As he stepped into the discus circle for his sixth and final throw in the Paralympic F42 competition yesterday, Aled Davies was already celebrating. The gold medal was in the bag. Still, as the 80,000 sell-out crowd roared in encouragement, the 21-year-old Welshman managed to channel the electricity into something special. He hurled the discus out to 46.14m, a European record.

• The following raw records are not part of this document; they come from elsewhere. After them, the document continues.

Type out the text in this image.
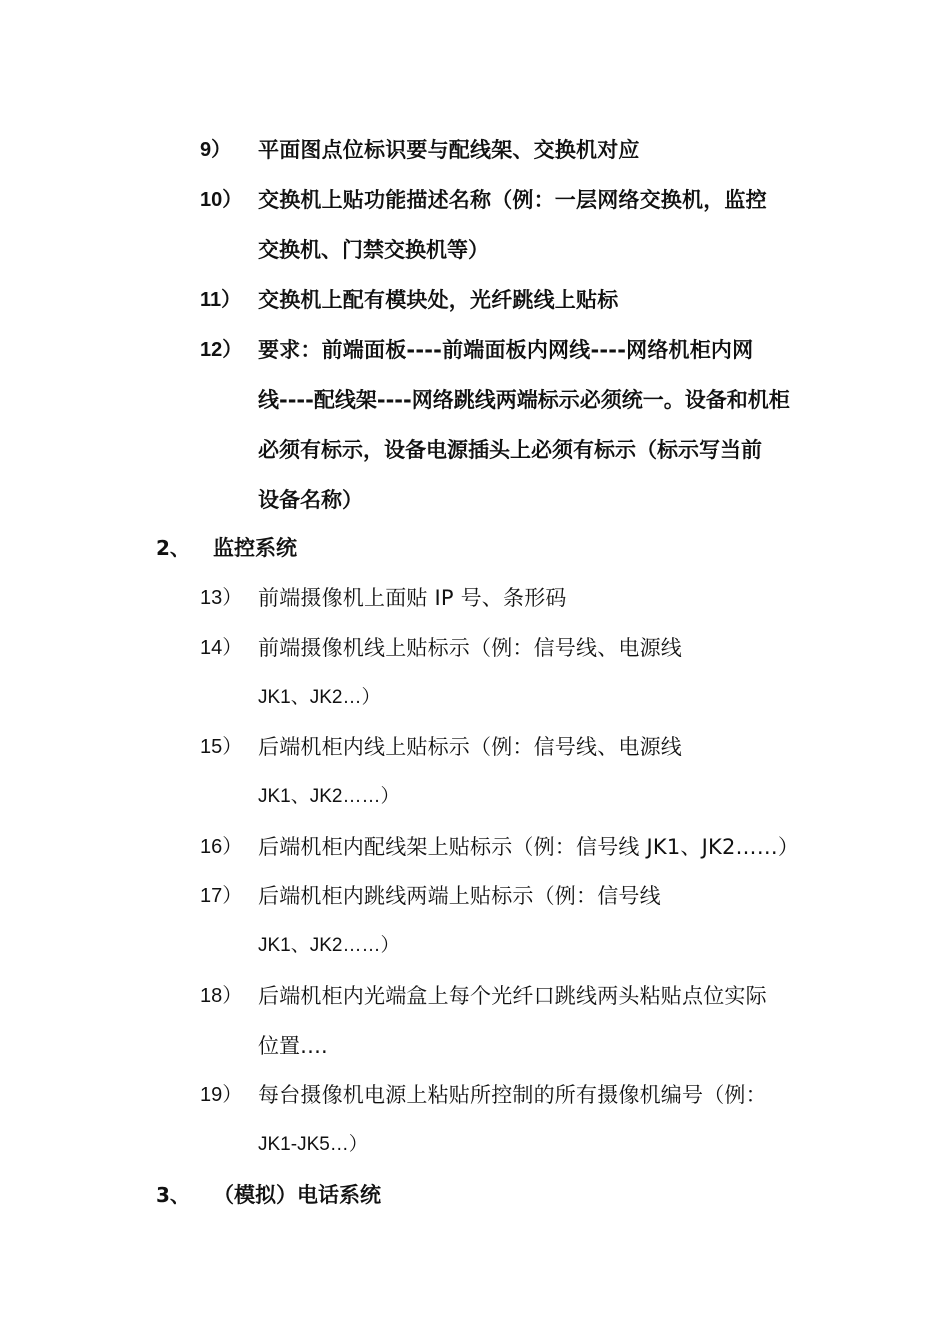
9）	平面图点位标识要与配线架、交换机对应
10） 交换机上贴功能描述名称（例：一层网络交换机，监控
交换机、门禁交换机等）
11） 交换机上配有模块处，光纤跳线上贴标
12） 要求：前端面板----前端面板内网线----网络机柜内网
线----配线架----网络跳线两端标示必须统一。设备和机柜
必须有标示，设备电源插头上必须有标示（标示写当前
设备名称）
2、	监控系统
13） 前端摄像机上面贴 IP 号、条形码
14） 前端摄像机线上贴标示（例：信号线、电源线
JK1、JK2…）
15） 后端机柜内线上贴标示（例：信号线、电源线
JK1、JK2……）
16） 后端机柜内配线架上贴标示（例：信号线 JK1、JK2……）
17） 后端机柜内跳线两端上贴标示（例：信号线
JK1、JK2……）
18） 后端机柜内光端盒上每个光纤口跳线两头粘贴点位实际
位置….
19） 每台摄像机电源上粘贴所控制的所有摄像机编号（例：
JK1-JK5…）
3、	（模拟）电话系统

It is just as well that they did not put a lid on the Olympic Stadium. It would have been in danger of being lifted by the deafening roar that erupted. It propelled Davies – who was born with hemelia and has a deformed right leg strapped up by a brace – on a lap of honour that drew the kind of acclamation that was afforded to Mo Farah, Jessica Ennis and Usain Bolt during Olympic time here, leaving the new golden boy gasping for breath. "I'm knackered," Davies confessed. "I've never run that far in my life. I would have loved to have thanked every individual person in the stadium because without them there wouldn't be this atmosphere. It's what makes the Games. I'm a very patriotic man, so when I saw the Welsh flag I was straight in there. And there were so many little ones out there who wanted an autograph. It's all about inspiring a generation, so I just hope that's what I've done."

In the shot on Friday, Davies finished an unexpected third, winning Britain's first athletics medal of the Games. He spoke then about having to rein back because of the charge the crowd gave him.

"I learned a lot from the shot," he said. "I knew, going in, that I just needed to relax and chill out. I didn't need to build myself up or psych myself up, because the crowd were doing that."

Sadly, there was no gold medal achievement on the track for Britain in the morning athletics session yesterday. Shelly Woods lined up as one of the leading contenders in the T54 5,000m final and she was well placed, near the front of the nine-strong field, until it came to the last lap, when she faded to eighth as Switzerland's Edith Wolf claimed the gold.

"I had a plan and I stuck to it," Woods said. "I wouldn't have raced it any differently. I tried to break the other girls but they were just stronger."

Stef Reid won silver in the F42/44 long jump behind Kelly Cartwright of Australia. She said: "I have to admit I walked away and I was disappointed."